When asked about theatres in general James Mangold, the Walk The Line, Logan and Ford v Ferrari helmer did not hold back. He was speaking with Discussing Film recently. Talking about theatres he maintained that they were poorly serving their customers:

“To me, filmmaking is filmmaking. The reality is that the delivery of a movie to a smaller screen that sometimes now is not even necessarily that much of a smaller screen. The reality of theater projection has gotten so tragically bad in so many cases. The fight to put your movie in a theater that stinks and someone’s eating an enchilada next to you – half the screen is out of focus or too dim.

Theatrical has its own problems, which is that if it doesn’t make itself a sterling presentation that you cannot approximate at the home – then theatrical kills itself without any other delivery method even competing with it. When I talk to theater owners or theater chains, that’s the big thing…

…My point really is just that theatrical is a wasteland right now of a lot of s—ty delivery of movies to audiences who are paying a premium to see them on a big screen. That’s something that needs to be solved in the future.
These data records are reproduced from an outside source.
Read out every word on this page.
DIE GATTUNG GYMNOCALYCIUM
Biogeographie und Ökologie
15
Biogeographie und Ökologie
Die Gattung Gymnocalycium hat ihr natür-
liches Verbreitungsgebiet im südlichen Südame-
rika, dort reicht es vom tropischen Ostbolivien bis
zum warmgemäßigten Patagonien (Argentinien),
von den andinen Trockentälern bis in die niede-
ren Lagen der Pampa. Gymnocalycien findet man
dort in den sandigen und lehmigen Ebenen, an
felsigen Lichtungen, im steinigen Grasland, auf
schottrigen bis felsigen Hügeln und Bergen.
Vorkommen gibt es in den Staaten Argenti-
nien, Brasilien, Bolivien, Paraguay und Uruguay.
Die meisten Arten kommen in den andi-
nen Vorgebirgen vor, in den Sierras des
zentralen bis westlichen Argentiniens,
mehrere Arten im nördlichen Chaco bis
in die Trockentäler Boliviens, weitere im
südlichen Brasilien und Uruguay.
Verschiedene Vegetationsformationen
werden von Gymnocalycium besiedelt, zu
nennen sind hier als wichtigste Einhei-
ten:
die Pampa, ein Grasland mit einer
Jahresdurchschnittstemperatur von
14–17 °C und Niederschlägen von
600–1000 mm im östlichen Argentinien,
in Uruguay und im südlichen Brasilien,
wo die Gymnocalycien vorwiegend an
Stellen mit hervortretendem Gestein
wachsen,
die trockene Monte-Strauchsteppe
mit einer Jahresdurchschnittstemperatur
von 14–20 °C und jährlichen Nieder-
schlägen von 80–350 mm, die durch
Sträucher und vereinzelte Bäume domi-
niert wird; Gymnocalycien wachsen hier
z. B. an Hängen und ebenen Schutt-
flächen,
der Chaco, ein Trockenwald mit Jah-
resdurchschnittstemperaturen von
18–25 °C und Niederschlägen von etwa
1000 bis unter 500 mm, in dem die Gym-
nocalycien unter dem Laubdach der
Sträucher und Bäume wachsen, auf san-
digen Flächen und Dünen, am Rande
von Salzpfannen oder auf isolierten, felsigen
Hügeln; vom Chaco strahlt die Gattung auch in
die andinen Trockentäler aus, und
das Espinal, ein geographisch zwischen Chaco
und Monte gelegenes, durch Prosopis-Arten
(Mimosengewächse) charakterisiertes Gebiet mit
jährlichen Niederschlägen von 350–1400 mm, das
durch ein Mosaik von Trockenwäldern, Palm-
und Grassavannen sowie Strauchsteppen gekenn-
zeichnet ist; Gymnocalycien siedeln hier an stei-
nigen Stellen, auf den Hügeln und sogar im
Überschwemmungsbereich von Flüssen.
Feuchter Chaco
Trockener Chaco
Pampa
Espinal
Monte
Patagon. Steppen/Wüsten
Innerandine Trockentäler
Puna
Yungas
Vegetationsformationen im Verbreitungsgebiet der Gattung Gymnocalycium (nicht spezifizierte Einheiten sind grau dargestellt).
I don’t think theatrical is dead. I’m sure there’s going to be casualties from all this and the theater chains, but I think that people wanting to go out and have a special experience on a big, big screen with great presentation of a movie that isn’t available anywhere else… is something that will continue. But I do think the kind of glory period that I came up during the 1990s, when there was really thriving independent cinema on screens in major cities, is already gone. It was gone before this virus arrived.”

He talks about how cinema was in a fight against enhanced home experiences even before COVID19. These points are something we have discussed in length several times here at the Outpost.

Doesn’t look like the debate is going away anytime soon, but theatres are going to have to up their game to lure a worried audience back in.